Me: “I gotta go inside, I’m schvitzing like crazy!”
Him: “You’re what?”
And so on, and so forth. (I schvitz a lot, so that one wasn’t tough to figure out.)
Recently, I spent the day with family in Ogunquit, Maine, and was reminded by my aunt of a couple of Yiddish words that I had forgotten. We had intended to spend the day at the beach, but the tide was so high there was no sand. Luckily, there’s a lovely downtown area with shops.
“You want to shmy?” she said to me.
Now, I found myself impersonating my husband. “Do I want to what?”
“Shmy!” she said.
“Shmy?” I said. “I forgot what that means!”
The word was fun to say, quiet in sound but exaggerated to pronounce.

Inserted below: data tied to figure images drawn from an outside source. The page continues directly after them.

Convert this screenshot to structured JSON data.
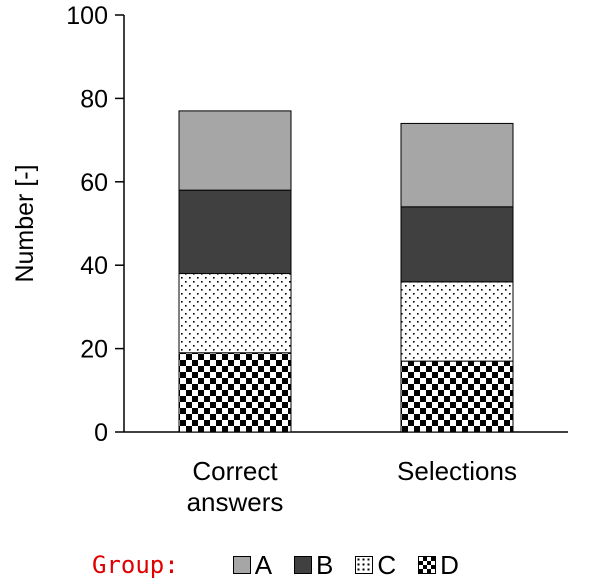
{
  "chart_data": {
    "type": "bar",
    "stacked": true,
    "categories": [
      "Correct\nanswers",
      "Selections"
    ],
    "series": [
      {
        "name": "D",
        "values": [
          19,
          17
        ],
        "fill": "checker"
      },
      {
        "name": "C",
        "values": [
          19,
          19
        ],
        "fill": "dots"
      },
      {
        "name": "B",
        "values": [
          20,
          18
        ],
        "fill": "#404040"
      },
      {
        "name": "A",
        "values": [
          19,
          20
        ],
        "fill": "#a6a6a6"
      }
    ],
    "title": "",
    "xlabel": "",
    "ylabel": "Number [-]",
    "ylim": [
      0,
      100
    ],
    "yticks": [
      0,
      20,
      40,
      60,
      80,
      100
    ],
    "grid": false,
    "legend_position": "bottom"
  },
  "legend": {
    "prefix": "Group:",
    "entries": [
      {
        "label": "A",
        "fill": "#a6a6a6"
      },
      {
        "label": "B",
        "fill": "#404040"
      },
      {
        "label": "C",
        "fill": "dots"
      },
      {
        "label": "D",
        "fill": "checker"
      }
    ]
  }
}
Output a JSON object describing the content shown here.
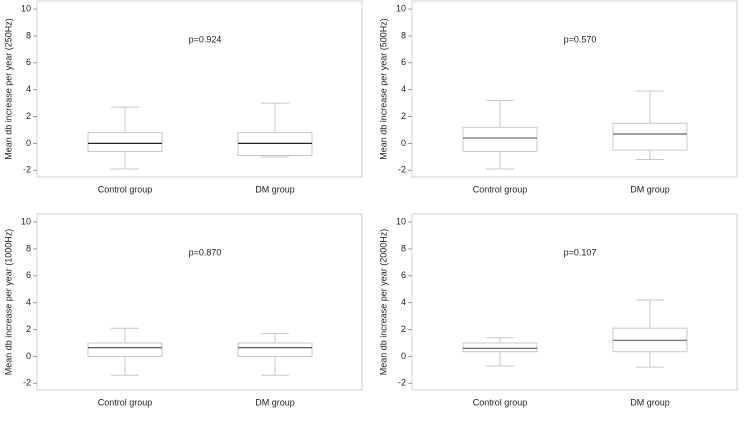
{
  "chart_data": [
    {
      "type": "box",
      "y_label": "Mean db increase per year (250Hz)",
      "annotation": "p=0.924",
      "categories": [
        "Control group",
        "DM group"
      ],
      "boxes": [
        {
          "min": -1.9,
          "q1": -0.6,
          "median": 0,
          "q3": 0.8,
          "max": 2.7
        },
        {
          "min": -1.0,
          "q1": -0.9,
          "median": 0,
          "q3": 0.8,
          "max": 3.0
        }
      ],
      "ylim": [
        -2.5,
        10.6
      ],
      "yticks": [
        -2,
        0,
        2,
        4,
        6,
        8,
        10
      ],
      "box_color": "#c8c8c8",
      "median_color": "#222222"
    },
    {
      "type": "box",
      "y_label": "Mean db increase per year (500Hz)",
      "annotation": "p=0.570",
      "categories": [
        "Control group",
        "DM group"
      ],
      "boxes": [
        {
          "min": -1.9,
          "q1": -0.6,
          "median": 0.4,
          "q3": 1.2,
          "max": 3.2
        },
        {
          "min": -1.2,
          "q1": -0.5,
          "median": 0.7,
          "q3": 1.5,
          "max": 3.9
        }
      ],
      "ylim": [
        -2.5,
        10.6
      ],
      "yticks": [
        -2,
        0,
        2,
        4,
        6,
        8,
        10
      ],
      "box_color": "#c8c8c8",
      "median_color": "#666666"
    },
    {
      "type": "box",
      "y_label": "Mean db increase per year (1000Hz)",
      "annotation": "p=0.870",
      "categories": [
        "Control group",
        "DM group"
      ],
      "boxes": [
        {
          "min": -1.4,
          "q1": 0,
          "median": 0.65,
          "q3": 1.0,
          "max": 2.1
        },
        {
          "min": -1.4,
          "q1": 0,
          "median": 0.65,
          "q3": 1.0,
          "max": 1.7
        }
      ],
      "ylim": [
        -2.5,
        10.6
      ],
      "yticks": [
        -2,
        0,
        2,
        4,
        6,
        8,
        10
      ],
      "box_color": "#c8c8c8",
      "median_color": "#444444"
    },
    {
      "type": "box",
      "y_label": "Mean db increase per year (2000Hz)",
      "annotation": "p=0.107",
      "categories": [
        "Control group",
        "DM group"
      ],
      "boxes": [
        {
          "min": -0.7,
          "q1": 0.35,
          "median": 0.6,
          "q3": 1.0,
          "max": 1.4
        },
        {
          "min": -0.8,
          "q1": 0.35,
          "median": 1.2,
          "q3": 2.1,
          "max": 4.2
        }
      ],
      "ylim": [
        -2.5,
        10.6
      ],
      "yticks": [
        -2,
        0,
        2,
        4,
        6,
        8,
        10
      ],
      "box_color": "#c8c8c8",
      "median_color": "#666666"
    }
  ]
}
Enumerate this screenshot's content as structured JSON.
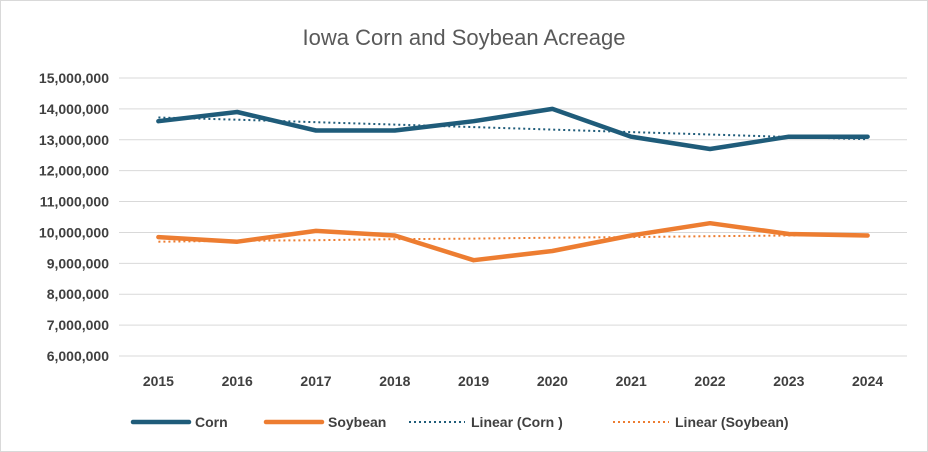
{
  "chart_data": {
    "type": "line",
    "title": "Iowa Corn and Soybean Acreage",
    "xlabel": "",
    "ylabel": "",
    "categories": [
      "2015",
      "2016",
      "2017",
      "2018",
      "2019",
      "2020",
      "2021",
      "2022",
      "2023",
      "2024"
    ],
    "ylim": [
      6000000,
      15000000
    ],
    "y_ticks": [
      15000000,
      14000000,
      13000000,
      12000000,
      11000000,
      10000000,
      9000000,
      8000000,
      7000000,
      6000000
    ],
    "y_tick_labels": [
      "15,000,000",
      "14,000,000",
      "13,000,000",
      "12,000,000",
      "11,000,000",
      "10,000,000",
      "9,000,000",
      "8,000,000",
      "7,000,000",
      "6,000,000"
    ],
    "grid": true,
    "legend_position": "bottom",
    "series": [
      {
        "name": "Corn",
        "color": "#1f5c7a",
        "style": "solid",
        "values": [
          13600000,
          13900000,
          13300000,
          13300000,
          13600000,
          14000000,
          13100000,
          12700000,
          13100000,
          13100000
        ]
      },
      {
        "name": "Soybean",
        "color": "#ed7d31",
        "style": "solid",
        "values": [
          9850000,
          9700000,
          10050000,
          9900000,
          9100000,
          9400000,
          9900000,
          10300000,
          9950000,
          9900000
        ]
      },
      {
        "name": "Linear (Corn )",
        "color": "#1f5c7a",
        "style": "dotted",
        "values": [
          13720000,
          13650000,
          13570000,
          13490000,
          13410000,
          13330000,
          13250000,
          13170000,
          13090000,
          13020000
        ]
      },
      {
        "name": "Linear (Soybean)",
        "color": "#ed7d31",
        "style": "dotted",
        "values": [
          9700000,
          9730000,
          9750000,
          9780000,
          9800000,
          9830000,
          9850000,
          9880000,
          9900000,
          9920000
        ]
      }
    ]
  }
}
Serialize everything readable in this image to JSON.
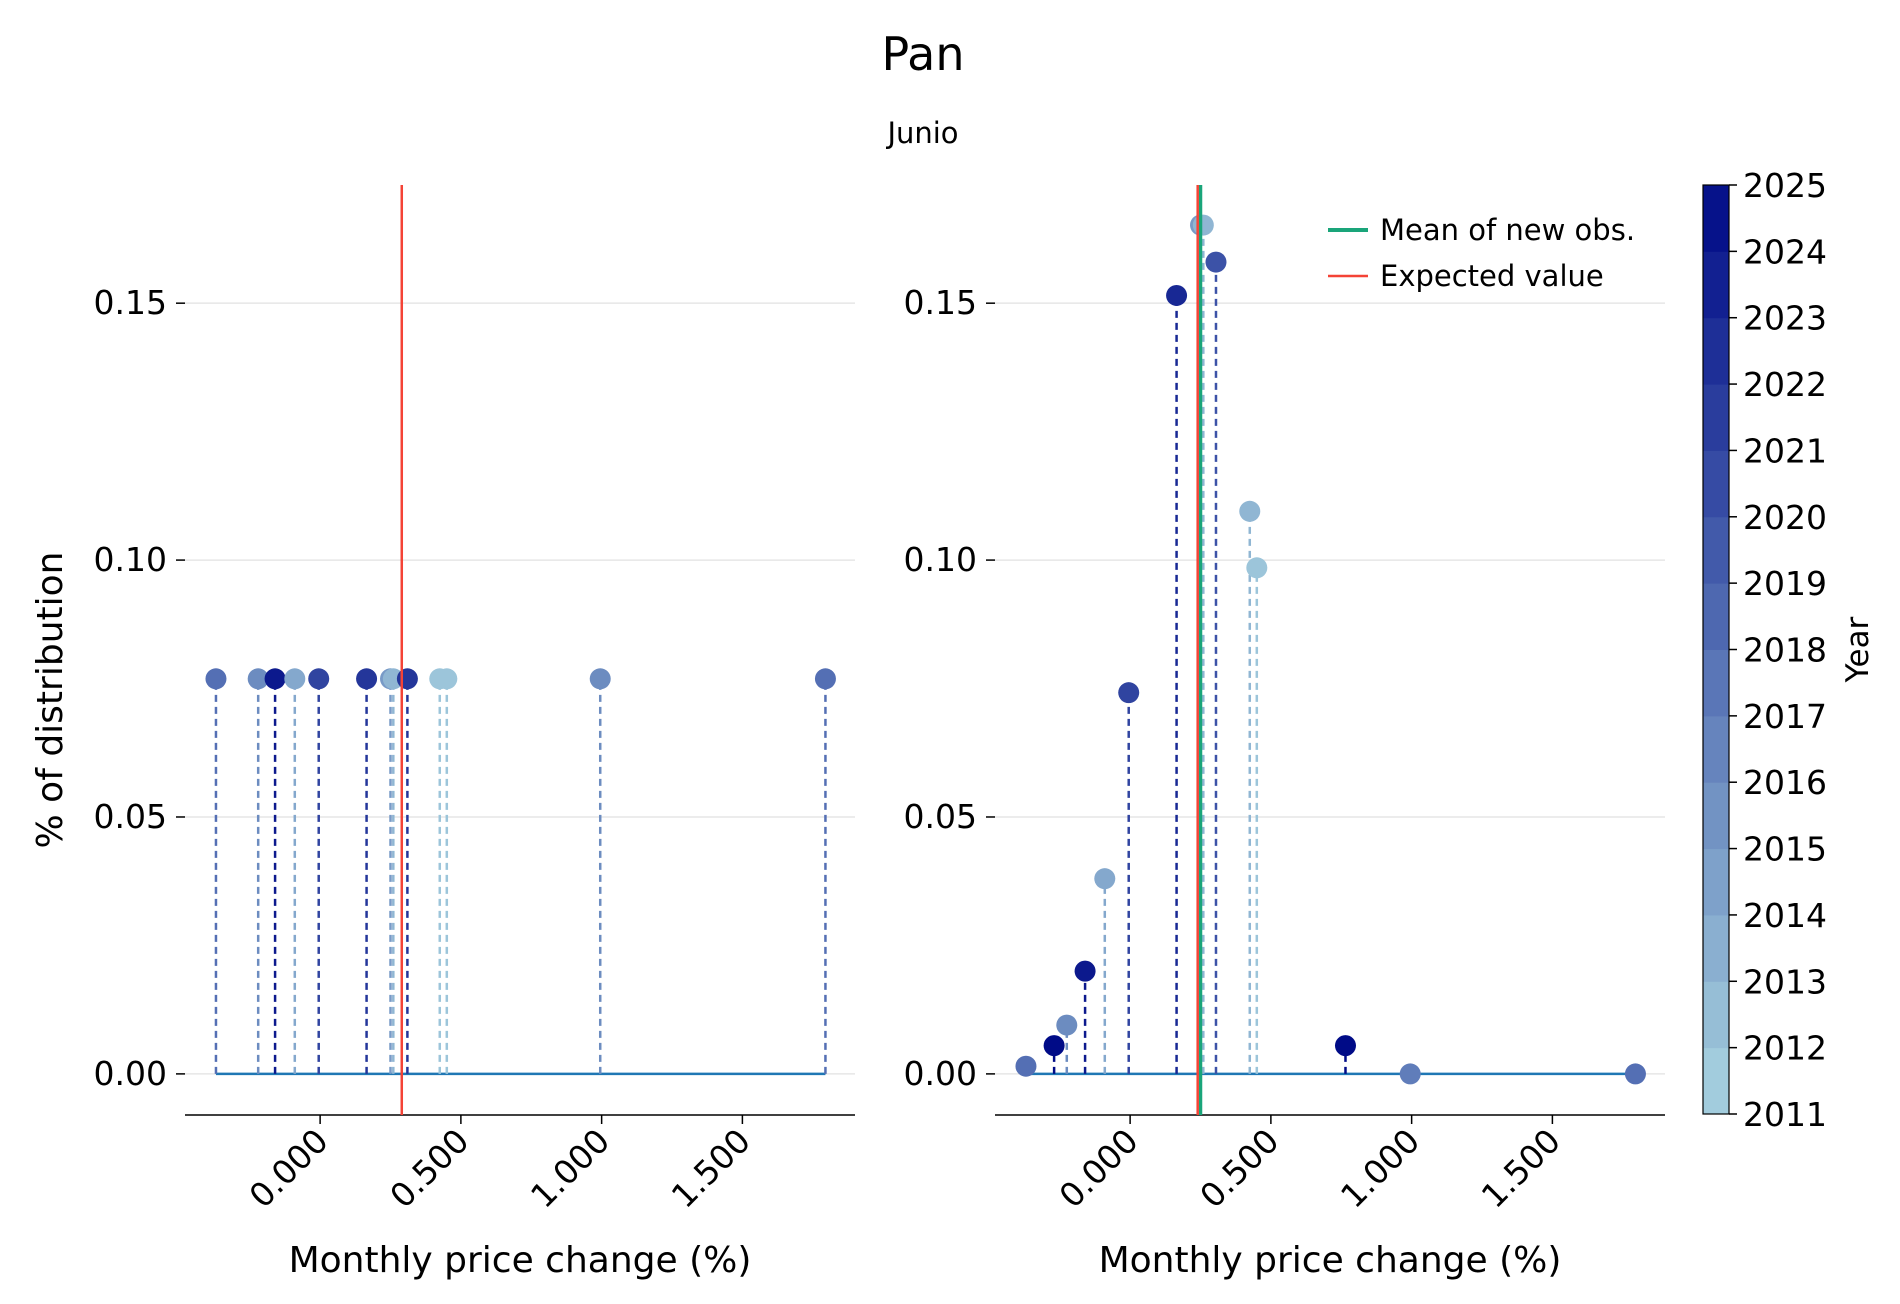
{
  "chart_data": {
    "type": "scatter",
    "title": "Pan",
    "subtitle": "Junio",
    "panels": [
      {
        "name": "left",
        "xlabel": "Monthly price change (%)",
        "ylabel": "% of distribution",
        "x_ticks": [
          0.0,
          0.5,
          1.0,
          1.5
        ],
        "x_tick_labels": [
          "0.000",
          "0.500",
          "1.000",
          "1.500"
        ],
        "y_ticks": [
          0.0,
          0.05,
          0.1,
          0.15
        ],
        "y_tick_labels": [
          "0.00",
          "0.05",
          "0.10",
          "0.15"
        ],
        "xlim": [
          -0.48,
          1.9
        ],
        "ylim": [
          -0.008,
          0.173
        ],
        "grid": "horizontal",
        "expected_value": 0.29,
        "points": [
          {
            "x": -0.37,
            "y": 0.0769,
            "year": 2018
          },
          {
            "x": -0.22,
            "y": 0.0769,
            "year": 2016
          },
          {
            "x": -0.16,
            "y": 0.0769,
            "year": 2024
          },
          {
            "x": -0.09,
            "y": 0.0769,
            "year": 2014
          },
          {
            "x": -0.005,
            "y": 0.0769,
            "year": 2021
          },
          {
            "x": 0.165,
            "y": 0.0769,
            "year": 2022
          },
          {
            "x": 0.25,
            "y": 0.0769,
            "year": 2015
          },
          {
            "x": 0.26,
            "y": 0.0769,
            "year": 2013
          },
          {
            "x": 0.31,
            "y": 0.0769,
            "year": 2022
          },
          {
            "x": 0.425,
            "y": 0.0769,
            "year": 2012
          },
          {
            "x": 0.45,
            "y": 0.0769,
            "year": 2012
          },
          {
            "x": 0.995,
            "y": 0.0769,
            "year": 2016
          },
          {
            "x": 1.795,
            "y": 0.0769,
            "year": 2018
          }
        ]
      },
      {
        "name": "right",
        "xlabel": "Monthly price change (%)",
        "ylabel": "",
        "x_ticks": [
          0.0,
          0.5,
          1.0,
          1.5
        ],
        "x_tick_labels": [
          "0.000",
          "0.500",
          "1.000",
          "1.500"
        ],
        "y_ticks": [
          0.0,
          0.05,
          0.1,
          0.15
        ],
        "y_tick_labels": [
          "0.00",
          "0.05",
          "0.10",
          "0.15"
        ],
        "xlim": [
          -0.48,
          1.9
        ],
        "ylim": [
          -0.008,
          0.173
        ],
        "grid": "horizontal",
        "expected_value": 0.24,
        "mean_new_obs": 0.25,
        "legend": [
          "Mean of new obs.",
          "Expected value"
        ],
        "legend_position": "top-right",
        "points": [
          {
            "x": -0.37,
            "y": 0.0015,
            "year": 2018
          },
          {
            "x": -0.27,
            "y": 0.0055,
            "year": 2025
          },
          {
            "x": -0.225,
            "y": 0.0095,
            "year": 2016
          },
          {
            "x": -0.16,
            "y": 0.02,
            "year": 2024
          },
          {
            "x": -0.09,
            "y": 0.038,
            "year": 2014
          },
          {
            "x": -0.005,
            "y": 0.0742,
            "year": 2021
          },
          {
            "x": 0.165,
            "y": 0.1515,
            "year": 2023
          },
          {
            "x": 0.25,
            "y": 0.1652,
            "year": 2015
          },
          {
            "x": 0.26,
            "y": 0.1652,
            "year": 2013
          },
          {
            "x": 0.305,
            "y": 0.158,
            "year": 2020
          },
          {
            "x": 0.425,
            "y": 0.1095,
            "year": 2013
          },
          {
            "x": 0.45,
            "y": 0.0985,
            "year": 2012
          },
          {
            "x": 0.765,
            "y": 0.0055,
            "year": 2025
          },
          {
            "x": 0.995,
            "y": 0.0,
            "year": 2017
          },
          {
            "x": 1.795,
            "y": 0.0,
            "year": 2018
          }
        ]
      }
    ],
    "colorbar": {
      "label": "Year",
      "min": 2011,
      "max": 2025,
      "tick_labels": [
        "2011",
        "2012",
        "2013",
        "2014",
        "2015",
        "2016",
        "2017",
        "2018",
        "2019",
        "2020",
        "2021",
        "2022",
        "2023",
        "2024",
        "2025"
      ]
    },
    "colors": {
      "expected_value": "#f44336",
      "mean_new_obs": "#1aa57a",
      "baseline": "#1f77b4",
      "grid": "#e6e6e6",
      "year_low": "#a8d3e0",
      "year_high": "#000b87"
    }
  }
}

My aunt shrugged playfully. “Walk around, shop around.”
Certainly, I was game to walk around and shop around, particularly with her, from whom I inherited my love of TJ Maxx. Especially because she said she had a shop in mind she thought I’d like.
But after a while of shmying, we still hadn’t found it. We paused in front of a shop that seemed to sell vintage goods, the window filled with things like boom boxes and windbreakers and Christmas ornaments.
I hesitated in front of it, wondering if it could be the one. But she waved her hand around, dismissing it. “I don’t want to go in there. Just a bunch of chazerai.”
Now this was a gem of a word, one I knew but didn’t know I knew, one that germed its way from the recesses of my brain into a fully formed, living word within nanoseconds.
“Chazerai!” I stopped in my tracks. It was like being young again, in a room with my family, all adults, speaking words I was absorbing but not paying attention to. I felt certain smells and images and memories coming back to me, mostly of my grandparents’ house. They were not connected to the word itself, but rather the part of myself I didn’t access much anymore, except, now, through the beauty of these words. “What’s it mean?”
She shrugged again. “Shit! Nothing.” She’d moved on, gliding by other shop windows, shmying away. I was stopped dead in my tracks. I picked up my phone to text Brad — I couldn’t wait to tell him. Two new Yiddish words! Or something like that. But then my aunt called me on, and I put my phone away, knowing it would be better in person, anyway.
And it was. It’s only been a few weeks, and still, Brad will ask me: “What’s the one again?”
“Chazerai!” I’ll say.
And we’ll sort of smile to ourselves, keeping it close for the perfect usage someday soon. It hasn’t happened yet — but it will.